„Die Karte meiner Träume“ wurde am 28.06.2014 als offizieller Eröffnungsfilm des Filmfests München gezeigt. Regisseur Jean-Pierre Jeunet sowie der Hauptdarsteller Kyle Catlett waren anwesend „to check 3D“ und haben nach dem Film Fragen des Publikums beantwortet.
T.S. Spivet (Kyle Catlett) lebt auf einer Ranch in Montana und hat das Perpetuum Mobile erfunden. Der hochbegabte 10-Jährige begibt sich auf eine abenteuerliche Reise nach Washington D.C., um sich den Baird-Preis für seine hervorragende wissenschaftliche Arbeit abzuholen, ohne Wissen der Eltern.
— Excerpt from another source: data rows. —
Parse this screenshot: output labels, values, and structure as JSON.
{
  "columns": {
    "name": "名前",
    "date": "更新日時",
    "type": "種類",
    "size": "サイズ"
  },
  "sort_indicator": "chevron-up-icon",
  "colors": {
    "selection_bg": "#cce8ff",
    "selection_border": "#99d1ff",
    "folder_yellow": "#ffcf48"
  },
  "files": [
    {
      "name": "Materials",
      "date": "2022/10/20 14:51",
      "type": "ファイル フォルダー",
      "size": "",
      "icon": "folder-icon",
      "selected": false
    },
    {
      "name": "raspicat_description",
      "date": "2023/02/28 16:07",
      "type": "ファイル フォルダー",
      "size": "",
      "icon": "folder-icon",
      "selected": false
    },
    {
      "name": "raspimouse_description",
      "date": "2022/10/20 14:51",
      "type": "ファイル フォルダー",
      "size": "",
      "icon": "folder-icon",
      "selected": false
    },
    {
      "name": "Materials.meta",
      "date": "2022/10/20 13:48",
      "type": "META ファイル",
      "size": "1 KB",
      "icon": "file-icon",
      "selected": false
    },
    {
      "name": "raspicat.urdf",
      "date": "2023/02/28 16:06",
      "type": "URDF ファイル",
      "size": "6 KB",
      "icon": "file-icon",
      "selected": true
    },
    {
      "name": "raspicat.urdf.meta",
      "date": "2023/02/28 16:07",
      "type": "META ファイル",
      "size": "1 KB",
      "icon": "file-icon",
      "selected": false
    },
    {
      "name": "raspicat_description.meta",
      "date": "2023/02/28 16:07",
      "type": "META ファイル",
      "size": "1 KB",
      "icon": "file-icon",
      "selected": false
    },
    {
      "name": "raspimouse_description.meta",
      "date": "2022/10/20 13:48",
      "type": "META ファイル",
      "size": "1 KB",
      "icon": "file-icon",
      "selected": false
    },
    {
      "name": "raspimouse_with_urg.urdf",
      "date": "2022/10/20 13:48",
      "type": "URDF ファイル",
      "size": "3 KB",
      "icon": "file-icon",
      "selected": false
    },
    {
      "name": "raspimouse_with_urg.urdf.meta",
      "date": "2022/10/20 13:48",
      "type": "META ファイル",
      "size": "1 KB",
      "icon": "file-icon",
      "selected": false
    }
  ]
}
Jean-Pierre Jeunet („Die fabelhafte Welt der Amelie“, „Mathilde“, „Micmacs – Uns gehört Paris“, „Alien 4 – Die Wiedergeburt“) ist unter die 3D-Filmer gegangen. Frage aus dem Publikum, sehr weit vorne rechts: „Why do you made this Film in 3D?“. Jeunet antwortet mit Humor: „What a terrible question. Isn’t it clear? …from your seat I think it was a nightmare.” Die Filme von Jeunet sind bekannt für die phantasievolle, detailverliebte Darstellung. Warum sollte dies nicht in die dritte Dimension ausgeweitet werden?! Sicherlich ist der volle 3D-Genuss auf Sitzplätze Mitte-Mitte beschränkt. Entscheidend ist jedoch, dass der Filmemacher sich vor den Dreharbeiten in Kanada Gedanken um 3D macht (s. Kritik zu „Kathedralen der Kultur“ von Wim Wenders u.a.). Das hat Jeunet offensichtlich gemacht und auch mit stereoskopischen Kameras gearbeitet. Es funktioniert im „wilden Westen“ ohne das von ihm gewohnte französische Flair.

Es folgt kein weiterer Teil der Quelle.